Demi Kau dan si Buah Hati: Laut Jaya Tanjung Pinang

×

Demi Kau dan si Buah Hati: Laut Jaya Tanjung Pinang

Bagikan berita
Demi Kau dan si Buah Hati: Laut Jaya Tanjung Pinang
Demi Kau dan si Buah Hati: Laut Jaya Tanjung Pinang

Seorang anak buah kapal sedang mencuci piring, mungkin sehabis makan. Kapal kayu itu sandar di Laut Jaya, sebuah pelabuhan tua di Tanjung Pinang, Selasa (15/11).Di kapal itu, beberapa buruh sedang membongkar beras ke atas truk warna kuning.

Di kaca depan truk tersebut ditulis, "Demi Kau dan si Buah Hati." Ini lagu hebat Pance Pondaang yang dirilis 1989 dalam tungkus album, "Katakanlah".Bisa jadi sopir truk terpesona pada lagu itu. Atau, sesuai benar dengan jalan hidupnya.

Apapun itu, pelabuhan ini kecil saja, tapi saya saksikan toko-toko tua di jalan sempit pelabuhan itu, berjejer. Jualannya barang harian. Ada ikan teri kering yang menggoda. Sepertinya elok dibawa pulang.Mobil yang kami naiki bergerak memasuki kota. Tanjung Pinang adalah tapak kota bisnis. Saya mendengar nama ini, lebih 30 tahun silam, tapi baru ke sini sekarang.

Tanjung Pinang terletak di Pulau Bintan dekat sekali ke Pulau Penyengat, salah satu rumah bagi sejarah dan budaya Melayu itu. Di sinilah dulu sekali pusat Kerajaan Riau-Lingga. Pernah jadi ibukota Provinsi Riau, sebelum pindah ke Pekanbaru. Kini, Tanjung Pinang adalah ibukota Provinsi Kepulauan Riau.Kota Gurindam ini, luasnya 240 Km2 dengan jumlah penduduk 227 ribu lebih, dengan 4 kecamatan. Tanjung Pinang adalah kota yang pada suatu masa belum terlalu jauh ke belakang, punya barang-barang kualitas terbaik yang datang resmi atau diselundupkan dari Singapura. Barang itu disebut smokel. Itulah antara lain, kisah yang sampai ke daerah lain di luar Pulau Bintan.

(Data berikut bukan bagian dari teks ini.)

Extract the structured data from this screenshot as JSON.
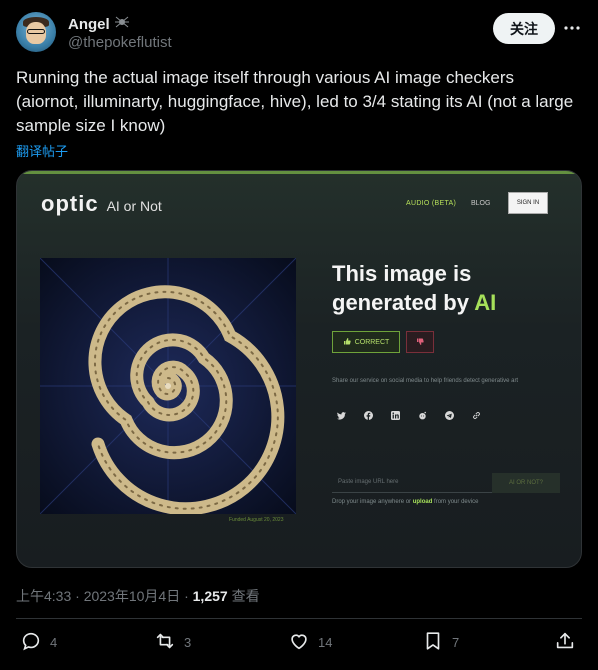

Hidup di Tanjung Pinang nyaman, seperti juga hampir di semua pulau di gugusan Kepri. Berbagai kebutuhan tersedia, meski ada yang didatangkan dari luar.Kota ini pernah hendak ditinggalkan, ketika turis Singapura hampir-hampir tak datang lagi. Kejayaannya, kemudian seolah dirampas oleh Batam. Namun, tidak, Tanjung Pinang adalah kota yang terkenal.

Bandaranya Raja Haji Fisabilillah, sangat baik dan ramai pesawat mendarat di sana. Nama ini diambilkan dari pahlawan nasional yang gigih melawan Belanda.Tentu saja di sini pelabuhannya sangat penting seperti Pelabuhan Internasional Sri Bintan Pura, tapi kami berlabuh di Laut Jaya.

Penat melihat-lihat packingplant di sini, kami mampir ke rumah kakak Prof Werry Darta Taifur untuk melepas lelah dan silaturahmi. Tadi kami menikmati secangkir kopi di sebuah kafe. Nikmatnya tak terbada.Dan, ketika laut terbentang sudah bercumbu dengan langit kemilau kemuning saja, kapal cepat yang tadi membawa kami ke sini, segera pula bergerak ke Batam. Jika waktu pergi terasa nyaman, ketika balik, sepanjang perjalanan "ma-angguak-angguak" keras.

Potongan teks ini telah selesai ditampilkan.